Gestatten, Piefke - 11. Panik im Panoptikum
Ein düsteres Wachsfigurenkabinett in der Friedrichstraße sorgt für Unruhe. Das „Panoptikum des Schreckens“, spezialisiert auf makabre Darstellungen von Mördern, Folterknechten und Kuriositäten, ist ein Ort, an dem sich das Grauen plastisch in Szene setzt. Als plötzlich gleich drei Mitarbeiter der Schau spurlos verschwinden, wird Walter Piefke beauftragt, dem Geschehen nachzugehen. Ist es Zufall, dass ausgerechnet Menschen verschwinden, die tagtäglich zwischen den schaurigen Figuren arbeiten? Oder verbirgt sich im Schatten des Panoptikums eine größere Wahrheit?
Mit der elften Folge der Reihe wird das Unheimliche greifbarer denn je. Panik im Panoptikum mischt klassische Krimikonstruktion mit einer fast schon gespenstischen Atmosphäre. Der Schauplatz – ein Wachsfigurenkabinett voller Schrecken – könnte kaum symbolträchtiger sein. Die Folge erinnert in ihrer Struktur an viktorianische Schauerliteratur und bringt damit eine neue, sehr reizvolle Tonlage in die Serie. Die Spannung ergibt sich dabei weniger aus Action, sondern aus Ungewissheit, aus flackerndem Licht, aus der Frage: Was ist Wachs, was ist echt?
Das Skript nutzt das Panoptikum als perfekten Resonanzraum für düstere Thematiken: Angst, Verdrängung, Wahnsinn. Die Folge entwickelt sich langsam, aber konsequent – ein Kriminalstück mit psychologischem Tiefgang. Die dramaturgische Kurve ist nicht steil, dafür klug geschwungen. Szenenwechsel zwischen Tatort, düsteren Gängen und Gesprächen mit illustren Verdächtigen erzeugen dichte Atmosphäre. Die Ermittlungsarbeit ist dabei eher detektivisch klassisch als actionreich. Besonders stark: die finalen Minuten, in denen sich eine beklemmende Wahrheit offenbart.

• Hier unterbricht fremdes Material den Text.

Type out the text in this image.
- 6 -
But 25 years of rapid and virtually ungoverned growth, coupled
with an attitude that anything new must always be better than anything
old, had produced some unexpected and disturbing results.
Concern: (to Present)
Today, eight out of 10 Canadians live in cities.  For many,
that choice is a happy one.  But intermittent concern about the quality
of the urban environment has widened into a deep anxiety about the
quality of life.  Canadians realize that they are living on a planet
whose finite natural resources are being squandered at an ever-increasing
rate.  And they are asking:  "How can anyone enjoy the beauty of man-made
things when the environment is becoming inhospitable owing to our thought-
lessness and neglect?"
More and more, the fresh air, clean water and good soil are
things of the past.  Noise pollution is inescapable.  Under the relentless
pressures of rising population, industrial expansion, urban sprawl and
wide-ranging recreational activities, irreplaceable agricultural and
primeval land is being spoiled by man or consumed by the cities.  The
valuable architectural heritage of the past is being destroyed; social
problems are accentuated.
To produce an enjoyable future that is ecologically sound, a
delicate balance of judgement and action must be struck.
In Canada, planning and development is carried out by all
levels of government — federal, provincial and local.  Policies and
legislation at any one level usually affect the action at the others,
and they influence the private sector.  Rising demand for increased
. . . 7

Oliver Stritzel ist wieder als Walter Piefke zu hören – ruhig, eindringlich, mit einer feinen Spur Berliner Lakonie. Arianne Borbach als Anna Wagner ergänzt ihn wie gewohnt klug und beherzt. Till Hagen erzählt mit der bekannten Mischung aus Präzision und ironischer Distanz – sein Erzählerkommentar wirkt wie ein Bindeglied zwischen Krimi und Lokalgeschichte. In weiteren Rollen brillieren Lutz Mackensy, Kaspar Eichel, Dietmar Wunder, Ilona Otto, Sina Zadra, Reent Reins, Detlef Bierstedt und Friedel Morgenstern. Besonders eindrücklich: Manfred Lehmann mit düsterer Gravitas und Torsten Michaelis als undurchsichtiger Kabinettsleiter.
Die akustische Gestaltung ist hier ein Hauptdarsteller. Geräusche wie das leise Knarzen von Holzplanken, das Rascheln eines Umhangs, dumpfe Schritte im Wachskabinett oder das leise Ticken einer alten Standuhr verleihen der Folge eine klaustrophobische Atmosphäre. Der Soundtrack ist zurückhaltend, aber wirkungsvoll: spärliche Klaviertöne, eine entfernte Drehorgel, ein Hauch von Zirkusmusik – alles wirkt entrückt, wie in einem Albtraum aus dem vorigen Jahrhundert. Die Tontechnik leistet hier vorbildliche Arbeit und lässt das Panoptikum zum Leben erwachen.
Wieder ist der Berliner Stadtumriss das grafische Grundelement – diesmal in einem matten Bronzeton. Das Bildmotiv, Wachsfiguren bei einer Folterszene, ist unheimlich und stilisiert zugleich, nicht zu drastisch, aber suggestiv genug, um den Ton der Folge anzudeuten. Die Typografie bleibt wie gewohnt sachlich und auf den Punkt. In Kombination mit der gedämpften Farbgebung ergibt sich ein Cover, das unter die Haut geht – ganz wie die Geschichte selbst.
Panik im Panoptikum ist keine gewöhnliche Krimifolge. Es ist ein atmosphärisches Kammerspiel im Gewand eines Ermittlungsdramas – ruhig, unheilvoll und überraschend tiefgründig. Die Folge lebt nicht vom Tempo, sondern von ihrer dichten Inszenierung und der gelungenen Verbindung aus historischer Kulisse und düsterer Fiktion. Für Hörer, die lieber lauschen als hetzen, ist diese Episode ein kleiner Gänsehautgarant. Ein starker Beitrag zur zweiten Staffel – mutig, anders, hervorragend gespielt.